The Barbican has announced its 2011-12 season; click here for full details. Immediately standing out is a celebration of Beethoven, for which it is always the right time. Many will enthuse about the prospect of a symphony cycle from the Leipzig Gewandhaus Orchestra and Riccardo Chailly; I have only heard Chailly in Beethoven once and found the results irredeemably dull, glaringly contrasted with excellent Brahms in the same concert. Still, I am sure there will no difficulty in attracting an audience. Sir Colin Davis, the LSO, and Mitsuko Uchida continue their survey of the piano concertos; I cannot (yet) bring myself to feel enthusiasm for the accompanying Nielsen symphonies, but perhaps they will prove worth another try. I wish we were hearing the Beethoven symphonies from Davis instead though.
The Vienna Philharmonic, the greatest orchestra in the world - at least when it decides to be - appears with Sir Simon Rattle in Brahms, Webern, and Schumann. Other visiting orchestras include a number of concerts from the New York Philharmonic under Alan Gilbert and the Royal Concertgebouw under Mariss Jansons (an all-Strauss programme) and Bernard Haitink (Bruckner's Fifth Symphony). Haitink will also conduct the LSO in two highly attractive programmes: the first of Purcell (yes, you read that correctly), Mozart (with Maria João Pires), and Schubert; the second of Purcell (again), Mozart (again with Pires), and (again) his beloved Bruckner. Both concerts would seem absolute musts to me.
Pianists include Evgeny Kissin and Murray Perahia, programmes yet to be announced, and Martha Argerich as concerto soloist, in a work again yet to be announced.
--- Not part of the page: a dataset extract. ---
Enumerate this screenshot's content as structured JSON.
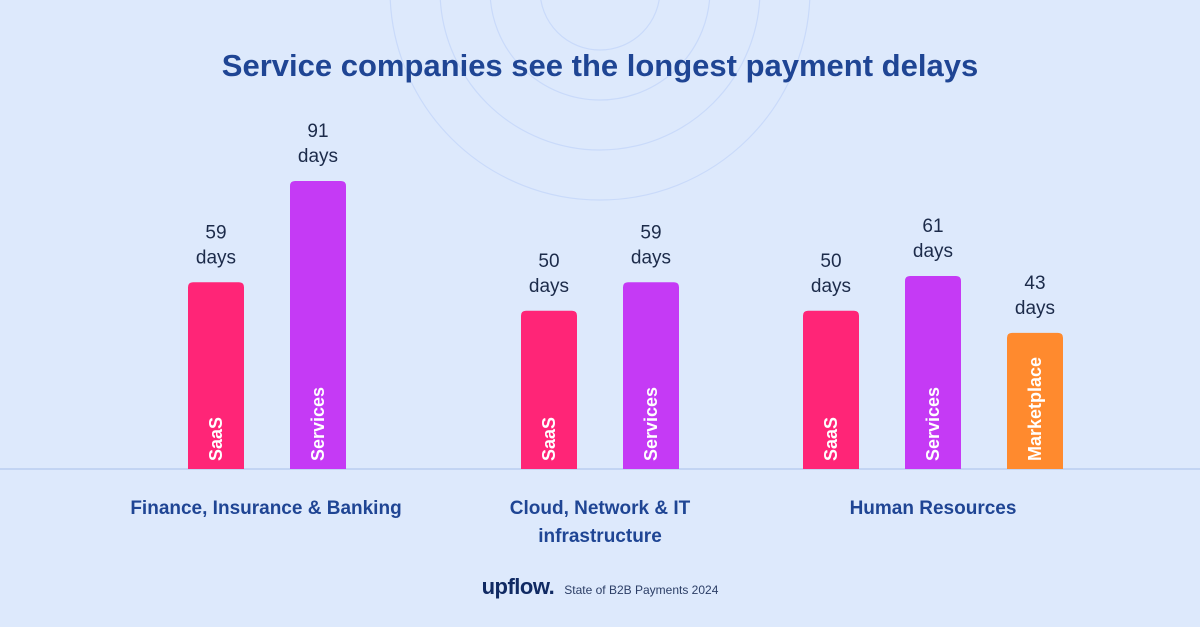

Joshua Bell will also visit - again in a programme to be announced.
There is much else of interest, even for fellow curmudgeons. A rarity immediately leaping out is Honegger's Jeanne d'Arc au bûcher (LSO/Marin Alsop). Fellow Zemlinsky-lovers and the merely curious will surely welcome a performance of Die Seejungfrau (LSO/Xian Zhang). The latest violinist to turn conductor, Nikolaj Znaider, conducts the LSO for the first time. After this year's - and last's - glut of Mahler, Semyon Bychkov leading the same orchestra in the Third Symphony still sounds promising. Still more enticing is a return from Pierre Boulez, in two programmes: one of Debussy, Szymanowski (with Christian Tetzlaff), and Scriabin's Poem of Ecstasy; the second of Bartók (Znaider as violinist this time) and more Szymanowski (the Third Symphony).
I was delighted to see a visit to the Barbican Theatre from Opera North, presenting The Queen of Spades - and there is much more Tchaikovsky to be heard from Valery Gergiev. A mini-'Stravinsky Festival' also augurs well: alas no late Stravinsky, but that in any case might not really be Gergiev's thing. Gergiev will also lead his Mariinsky forces in a concert performance of Parsifal. His Ring seemed to find few if any complimentary voices, though some have spoken well of his Parsifal recording. Who knows...? A far surer bet, I suspect, will be Sir Colin leading the LSO in a concert performance of that echt-Romantic work far too long absent from London stages, Der Freischütz. A must for me at any rate.
Simon Keenlyside singing the title-role in Mendelssohn's Elijah should rightly attract a keen audience. Another great oratorio, The Dream of Gerontius, will resound under the direction of the excellent Andris Nelsons.
The BBC Symphony Orchestra, rarely heard to best advantage under its present Principal Conductor (from whom, you guessed it, yet more Czech music), welcomes back David Robertson in an intriguing combination of Stravinsky's Symphony of Psalms and Messiaen's Turangalîla-Symphonie. Another conductor who has tended to bring out the best from the orchestra, Oliver Knussen, presents a mouth-watering concert, which will include the world premiere of a work by Alexander Goehr and the British premiere of Niccolò Castiglioni's Concerto for Orchestra. Another British premiere from the orchestra, this time under Martyn Brabbins, will be of Jonathan Harvey's Wagner Dream.